Lake Komani

The journey along Lake Komani deserves to be one of the world’s classic boat trips, up there with the Hurtigrut along the Norwegian coast or the ferry from Puerto Montt to Puerto Natales in Chile.

Lake Komani is narrow and twisting, with sheer cliffs right down to the water in some stretches, complete with breathtakingly high waterfalls. It is part of a huge hydro-electric system constructed in the 1970s and 1980s but, unlike Albania’s Lake Fierza further upstream, its topography was not much altered by flooding. In some places, the slopes are gentler and small clusters of houses can be seen. Here the people have terraced what little land is available, to pasture their livestock and grow maize and other crops. It must be a desperately harsh existence in these lakeside villages, where the only form of transport is a boat and where in bad weather you can be cut off completely from any shops, schools or medical care. Incredibly, some people apparently choose to live in even more remote spots, in the houses that can be spotted from time to time high up above the lake. Some of these houses are now abandoned, but others are still occupied, at least in the summertime, by hardy souls who work their land and build their haystacks as their ancestors did before them.

Lake Komani, Albania
The boat trip on Lake Komani is a highlight of any visit to northern Albania © Przemyslaw Wasilewski, Shutterstock

Thoughts of the hardship of these people’s lives need not deter you from marvelling at the magnificent scenery. Because the lake follows the twisting line of the river on which it is based, the boat at times appears to be heading for an unbroken cliff face. At the last moment, as it begins to turn, the break in the rock appears and the continuation of the lake can be seen through the gorge ahead. In these narrow stretches, the steep rocks on either side of you seem even higher than they really are.
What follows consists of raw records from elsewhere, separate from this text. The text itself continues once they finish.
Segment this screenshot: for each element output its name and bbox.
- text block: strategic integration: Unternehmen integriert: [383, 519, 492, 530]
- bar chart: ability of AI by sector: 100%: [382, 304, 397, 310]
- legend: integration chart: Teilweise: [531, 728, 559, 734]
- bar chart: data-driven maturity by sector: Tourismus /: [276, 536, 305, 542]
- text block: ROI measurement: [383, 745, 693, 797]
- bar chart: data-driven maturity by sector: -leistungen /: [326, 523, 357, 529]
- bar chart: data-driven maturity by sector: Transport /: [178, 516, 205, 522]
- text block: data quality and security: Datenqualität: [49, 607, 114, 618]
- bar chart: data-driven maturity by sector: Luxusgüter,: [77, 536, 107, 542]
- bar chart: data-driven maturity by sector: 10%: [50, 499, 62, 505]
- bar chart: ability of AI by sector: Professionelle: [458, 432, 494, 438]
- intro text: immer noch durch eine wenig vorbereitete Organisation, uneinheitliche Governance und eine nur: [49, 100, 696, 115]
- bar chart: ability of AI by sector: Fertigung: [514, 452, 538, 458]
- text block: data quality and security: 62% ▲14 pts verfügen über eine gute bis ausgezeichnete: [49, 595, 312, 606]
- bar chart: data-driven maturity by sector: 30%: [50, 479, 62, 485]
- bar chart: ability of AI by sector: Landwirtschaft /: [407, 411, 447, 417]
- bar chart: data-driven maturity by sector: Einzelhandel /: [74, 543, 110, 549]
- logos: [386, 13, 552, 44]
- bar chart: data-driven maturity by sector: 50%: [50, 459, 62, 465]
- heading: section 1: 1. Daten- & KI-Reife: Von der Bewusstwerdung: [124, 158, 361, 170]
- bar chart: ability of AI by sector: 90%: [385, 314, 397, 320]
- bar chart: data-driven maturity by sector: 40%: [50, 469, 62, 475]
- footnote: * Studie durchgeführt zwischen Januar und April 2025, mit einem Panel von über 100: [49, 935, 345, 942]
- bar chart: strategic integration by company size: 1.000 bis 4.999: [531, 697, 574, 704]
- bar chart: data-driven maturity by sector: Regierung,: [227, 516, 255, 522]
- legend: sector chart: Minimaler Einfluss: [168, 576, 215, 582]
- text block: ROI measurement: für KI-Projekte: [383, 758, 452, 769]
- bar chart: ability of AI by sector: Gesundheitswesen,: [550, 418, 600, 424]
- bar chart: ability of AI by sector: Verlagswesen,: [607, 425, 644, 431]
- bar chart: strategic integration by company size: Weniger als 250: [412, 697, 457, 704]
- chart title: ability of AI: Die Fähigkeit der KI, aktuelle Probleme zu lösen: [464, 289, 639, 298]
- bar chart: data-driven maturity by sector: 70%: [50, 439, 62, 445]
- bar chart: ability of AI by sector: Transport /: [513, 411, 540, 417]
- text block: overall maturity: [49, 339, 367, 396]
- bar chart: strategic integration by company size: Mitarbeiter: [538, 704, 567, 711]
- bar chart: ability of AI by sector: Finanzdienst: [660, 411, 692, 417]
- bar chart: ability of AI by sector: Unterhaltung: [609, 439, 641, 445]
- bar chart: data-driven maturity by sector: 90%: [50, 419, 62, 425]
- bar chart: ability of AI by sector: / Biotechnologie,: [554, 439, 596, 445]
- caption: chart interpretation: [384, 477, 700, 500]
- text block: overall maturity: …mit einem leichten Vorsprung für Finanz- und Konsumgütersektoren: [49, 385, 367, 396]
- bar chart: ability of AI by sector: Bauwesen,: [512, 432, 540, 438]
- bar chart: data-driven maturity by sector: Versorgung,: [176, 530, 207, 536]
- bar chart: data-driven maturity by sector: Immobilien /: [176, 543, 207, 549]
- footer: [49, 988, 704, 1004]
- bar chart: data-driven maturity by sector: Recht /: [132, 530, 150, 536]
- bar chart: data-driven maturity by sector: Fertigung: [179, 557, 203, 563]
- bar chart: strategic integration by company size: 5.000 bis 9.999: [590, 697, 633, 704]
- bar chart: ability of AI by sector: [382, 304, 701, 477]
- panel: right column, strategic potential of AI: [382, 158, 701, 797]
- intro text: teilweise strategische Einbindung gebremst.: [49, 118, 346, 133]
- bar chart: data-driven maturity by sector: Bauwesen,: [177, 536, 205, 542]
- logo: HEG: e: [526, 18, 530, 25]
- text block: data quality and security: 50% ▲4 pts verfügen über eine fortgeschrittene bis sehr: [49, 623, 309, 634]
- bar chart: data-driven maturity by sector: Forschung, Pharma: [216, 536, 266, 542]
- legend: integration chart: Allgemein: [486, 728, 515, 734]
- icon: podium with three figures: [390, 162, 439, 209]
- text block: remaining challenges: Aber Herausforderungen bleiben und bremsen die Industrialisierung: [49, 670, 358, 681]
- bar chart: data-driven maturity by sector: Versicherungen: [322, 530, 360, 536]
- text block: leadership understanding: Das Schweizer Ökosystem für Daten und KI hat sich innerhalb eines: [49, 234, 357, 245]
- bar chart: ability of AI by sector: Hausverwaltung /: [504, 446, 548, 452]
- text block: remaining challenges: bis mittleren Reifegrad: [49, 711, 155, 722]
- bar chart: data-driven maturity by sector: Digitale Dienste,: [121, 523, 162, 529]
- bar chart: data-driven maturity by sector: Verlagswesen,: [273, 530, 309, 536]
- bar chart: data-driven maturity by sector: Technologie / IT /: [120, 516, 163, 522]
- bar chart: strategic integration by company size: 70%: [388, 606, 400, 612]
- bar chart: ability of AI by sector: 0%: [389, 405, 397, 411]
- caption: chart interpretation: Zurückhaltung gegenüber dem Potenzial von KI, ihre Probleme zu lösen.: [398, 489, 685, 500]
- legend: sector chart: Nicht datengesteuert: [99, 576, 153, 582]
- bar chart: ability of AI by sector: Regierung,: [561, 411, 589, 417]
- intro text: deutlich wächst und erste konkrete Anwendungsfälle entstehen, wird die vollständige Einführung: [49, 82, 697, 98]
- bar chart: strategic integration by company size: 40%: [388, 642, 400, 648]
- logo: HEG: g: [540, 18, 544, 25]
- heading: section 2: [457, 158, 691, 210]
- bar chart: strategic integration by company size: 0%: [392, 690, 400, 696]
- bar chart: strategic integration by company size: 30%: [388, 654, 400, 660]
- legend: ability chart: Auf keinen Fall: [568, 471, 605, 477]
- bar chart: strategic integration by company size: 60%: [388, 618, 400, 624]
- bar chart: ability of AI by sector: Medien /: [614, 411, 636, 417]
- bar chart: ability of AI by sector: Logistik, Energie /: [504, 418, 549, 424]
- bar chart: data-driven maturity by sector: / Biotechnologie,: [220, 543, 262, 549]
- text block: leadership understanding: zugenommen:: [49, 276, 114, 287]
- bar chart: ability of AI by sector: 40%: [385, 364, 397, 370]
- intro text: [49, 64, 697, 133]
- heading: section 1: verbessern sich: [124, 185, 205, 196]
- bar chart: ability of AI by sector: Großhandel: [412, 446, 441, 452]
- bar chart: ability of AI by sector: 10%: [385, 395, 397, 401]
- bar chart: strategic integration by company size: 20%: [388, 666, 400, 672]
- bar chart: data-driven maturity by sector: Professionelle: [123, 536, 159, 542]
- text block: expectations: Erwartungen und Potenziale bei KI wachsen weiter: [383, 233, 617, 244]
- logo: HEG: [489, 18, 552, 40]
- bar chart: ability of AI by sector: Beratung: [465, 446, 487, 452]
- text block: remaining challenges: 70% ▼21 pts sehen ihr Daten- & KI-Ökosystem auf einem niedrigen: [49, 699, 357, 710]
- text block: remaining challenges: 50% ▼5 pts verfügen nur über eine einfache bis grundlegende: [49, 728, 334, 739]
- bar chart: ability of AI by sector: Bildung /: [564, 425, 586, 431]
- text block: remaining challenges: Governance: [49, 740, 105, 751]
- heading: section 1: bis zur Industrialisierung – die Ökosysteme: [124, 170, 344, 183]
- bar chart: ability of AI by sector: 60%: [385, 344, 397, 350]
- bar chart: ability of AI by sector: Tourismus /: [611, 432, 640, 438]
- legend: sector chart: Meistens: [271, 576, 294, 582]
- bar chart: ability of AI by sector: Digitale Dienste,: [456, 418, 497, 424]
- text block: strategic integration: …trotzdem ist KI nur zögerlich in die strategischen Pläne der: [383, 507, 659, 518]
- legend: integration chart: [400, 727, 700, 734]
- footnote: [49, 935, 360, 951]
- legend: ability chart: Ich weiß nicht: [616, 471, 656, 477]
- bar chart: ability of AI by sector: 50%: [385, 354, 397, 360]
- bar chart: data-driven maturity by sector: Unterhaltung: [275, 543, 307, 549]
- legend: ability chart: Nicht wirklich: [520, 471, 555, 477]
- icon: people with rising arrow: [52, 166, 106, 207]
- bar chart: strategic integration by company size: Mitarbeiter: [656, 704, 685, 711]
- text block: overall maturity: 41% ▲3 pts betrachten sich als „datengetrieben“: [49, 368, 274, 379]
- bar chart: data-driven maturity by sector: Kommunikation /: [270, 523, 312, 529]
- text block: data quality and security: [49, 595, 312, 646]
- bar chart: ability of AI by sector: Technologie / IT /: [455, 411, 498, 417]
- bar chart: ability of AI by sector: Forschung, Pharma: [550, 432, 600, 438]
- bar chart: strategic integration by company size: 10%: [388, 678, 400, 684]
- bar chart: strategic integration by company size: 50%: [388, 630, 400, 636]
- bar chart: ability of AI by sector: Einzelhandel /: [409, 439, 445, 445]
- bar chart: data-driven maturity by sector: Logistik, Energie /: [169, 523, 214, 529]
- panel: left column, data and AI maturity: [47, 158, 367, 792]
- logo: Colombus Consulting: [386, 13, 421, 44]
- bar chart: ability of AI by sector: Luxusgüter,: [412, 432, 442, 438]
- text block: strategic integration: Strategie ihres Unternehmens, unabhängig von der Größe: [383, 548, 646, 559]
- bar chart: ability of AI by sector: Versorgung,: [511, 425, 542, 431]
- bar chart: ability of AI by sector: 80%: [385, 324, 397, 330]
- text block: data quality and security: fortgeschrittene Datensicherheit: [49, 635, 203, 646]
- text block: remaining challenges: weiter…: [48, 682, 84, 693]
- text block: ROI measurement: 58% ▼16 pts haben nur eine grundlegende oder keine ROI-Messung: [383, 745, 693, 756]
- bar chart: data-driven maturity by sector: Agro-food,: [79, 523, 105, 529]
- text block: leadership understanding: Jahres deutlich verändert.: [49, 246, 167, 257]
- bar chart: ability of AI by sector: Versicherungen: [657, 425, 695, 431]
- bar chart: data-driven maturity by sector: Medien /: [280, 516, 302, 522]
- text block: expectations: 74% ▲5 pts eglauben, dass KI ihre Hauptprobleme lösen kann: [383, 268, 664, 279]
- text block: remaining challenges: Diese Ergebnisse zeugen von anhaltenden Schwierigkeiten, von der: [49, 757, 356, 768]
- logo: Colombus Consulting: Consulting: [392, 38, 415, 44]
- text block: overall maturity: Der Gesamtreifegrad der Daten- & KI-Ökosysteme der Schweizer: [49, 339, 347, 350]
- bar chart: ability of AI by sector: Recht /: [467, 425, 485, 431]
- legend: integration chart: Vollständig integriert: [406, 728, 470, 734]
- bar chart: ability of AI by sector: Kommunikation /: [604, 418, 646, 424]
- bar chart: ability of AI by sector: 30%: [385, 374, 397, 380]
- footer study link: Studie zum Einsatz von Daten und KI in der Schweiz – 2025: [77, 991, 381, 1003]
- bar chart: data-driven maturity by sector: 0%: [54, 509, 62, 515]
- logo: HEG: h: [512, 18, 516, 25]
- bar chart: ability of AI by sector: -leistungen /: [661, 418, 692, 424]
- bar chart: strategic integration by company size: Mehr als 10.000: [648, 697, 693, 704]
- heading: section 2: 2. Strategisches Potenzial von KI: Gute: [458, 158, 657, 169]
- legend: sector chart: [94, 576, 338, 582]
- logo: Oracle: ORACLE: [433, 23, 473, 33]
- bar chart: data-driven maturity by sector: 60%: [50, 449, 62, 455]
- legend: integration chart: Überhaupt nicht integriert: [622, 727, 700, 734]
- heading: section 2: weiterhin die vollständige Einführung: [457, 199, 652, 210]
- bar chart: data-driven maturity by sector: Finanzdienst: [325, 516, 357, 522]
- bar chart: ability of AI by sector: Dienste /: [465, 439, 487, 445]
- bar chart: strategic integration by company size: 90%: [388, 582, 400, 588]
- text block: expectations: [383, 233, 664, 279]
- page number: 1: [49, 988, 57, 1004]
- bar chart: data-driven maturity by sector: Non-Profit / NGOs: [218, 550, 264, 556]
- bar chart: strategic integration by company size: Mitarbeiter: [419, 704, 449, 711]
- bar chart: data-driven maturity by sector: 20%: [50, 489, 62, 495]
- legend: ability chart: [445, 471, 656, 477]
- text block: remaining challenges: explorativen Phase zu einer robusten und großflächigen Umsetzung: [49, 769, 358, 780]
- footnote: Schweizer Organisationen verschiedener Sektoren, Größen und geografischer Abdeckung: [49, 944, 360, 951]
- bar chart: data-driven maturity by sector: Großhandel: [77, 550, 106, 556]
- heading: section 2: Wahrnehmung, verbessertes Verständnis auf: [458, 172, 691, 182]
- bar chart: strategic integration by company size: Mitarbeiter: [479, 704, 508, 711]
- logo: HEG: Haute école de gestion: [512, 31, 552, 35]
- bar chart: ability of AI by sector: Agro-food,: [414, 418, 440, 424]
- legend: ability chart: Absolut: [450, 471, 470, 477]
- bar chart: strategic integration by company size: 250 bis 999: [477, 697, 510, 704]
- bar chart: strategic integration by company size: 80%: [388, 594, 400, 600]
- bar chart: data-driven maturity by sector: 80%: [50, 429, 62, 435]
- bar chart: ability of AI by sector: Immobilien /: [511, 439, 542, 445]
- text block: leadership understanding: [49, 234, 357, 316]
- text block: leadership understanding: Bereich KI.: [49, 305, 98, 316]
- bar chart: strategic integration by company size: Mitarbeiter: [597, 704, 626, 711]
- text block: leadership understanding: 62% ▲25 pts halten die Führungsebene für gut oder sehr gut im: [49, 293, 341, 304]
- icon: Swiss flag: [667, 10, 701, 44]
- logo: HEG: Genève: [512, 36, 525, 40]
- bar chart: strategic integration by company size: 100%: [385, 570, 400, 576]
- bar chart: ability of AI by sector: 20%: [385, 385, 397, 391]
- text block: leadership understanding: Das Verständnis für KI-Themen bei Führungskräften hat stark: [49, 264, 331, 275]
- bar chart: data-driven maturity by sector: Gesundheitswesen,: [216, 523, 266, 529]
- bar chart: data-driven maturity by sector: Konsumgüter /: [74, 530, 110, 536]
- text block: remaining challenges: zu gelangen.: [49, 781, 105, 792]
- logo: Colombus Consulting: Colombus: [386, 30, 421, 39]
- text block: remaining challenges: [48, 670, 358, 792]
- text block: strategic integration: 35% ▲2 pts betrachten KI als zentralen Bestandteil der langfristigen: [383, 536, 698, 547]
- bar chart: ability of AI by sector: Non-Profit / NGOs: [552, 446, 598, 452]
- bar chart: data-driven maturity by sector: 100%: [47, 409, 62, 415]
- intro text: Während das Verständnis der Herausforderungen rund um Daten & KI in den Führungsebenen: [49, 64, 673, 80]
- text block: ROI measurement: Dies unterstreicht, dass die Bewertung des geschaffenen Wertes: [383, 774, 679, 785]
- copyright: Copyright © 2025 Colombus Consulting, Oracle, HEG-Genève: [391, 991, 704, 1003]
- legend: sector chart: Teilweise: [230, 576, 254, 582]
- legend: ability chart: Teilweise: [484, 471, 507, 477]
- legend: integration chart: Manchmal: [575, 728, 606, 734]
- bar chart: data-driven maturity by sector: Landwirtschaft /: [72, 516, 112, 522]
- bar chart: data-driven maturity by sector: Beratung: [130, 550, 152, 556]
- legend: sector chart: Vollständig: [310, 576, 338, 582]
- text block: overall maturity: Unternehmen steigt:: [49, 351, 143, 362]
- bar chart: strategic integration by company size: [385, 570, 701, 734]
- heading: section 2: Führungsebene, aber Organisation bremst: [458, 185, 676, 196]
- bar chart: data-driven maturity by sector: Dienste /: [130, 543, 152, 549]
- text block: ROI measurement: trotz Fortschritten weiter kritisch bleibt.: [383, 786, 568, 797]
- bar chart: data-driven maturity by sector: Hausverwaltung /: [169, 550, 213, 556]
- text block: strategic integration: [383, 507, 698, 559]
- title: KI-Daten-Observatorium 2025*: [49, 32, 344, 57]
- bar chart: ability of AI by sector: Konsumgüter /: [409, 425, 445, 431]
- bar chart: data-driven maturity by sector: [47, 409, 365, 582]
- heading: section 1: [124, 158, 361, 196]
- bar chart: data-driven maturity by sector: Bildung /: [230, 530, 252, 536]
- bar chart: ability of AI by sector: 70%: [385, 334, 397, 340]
The water is a deep jade colour, and the cliffs and trees climbing up above it are reflected in its intensity. In the less steep stretches, you can see the far-off summits of the Dinaric Alps, more than 2,500m high. Herons (Ardea cinerea) and pygmy cormorants (Phalacrocorax pygmeus) live around the lake, and golden eagles (Aquila chrysaetos) and chamois (Rupicapra rupicapra) can sometimes be seen up in the surrounding peaks.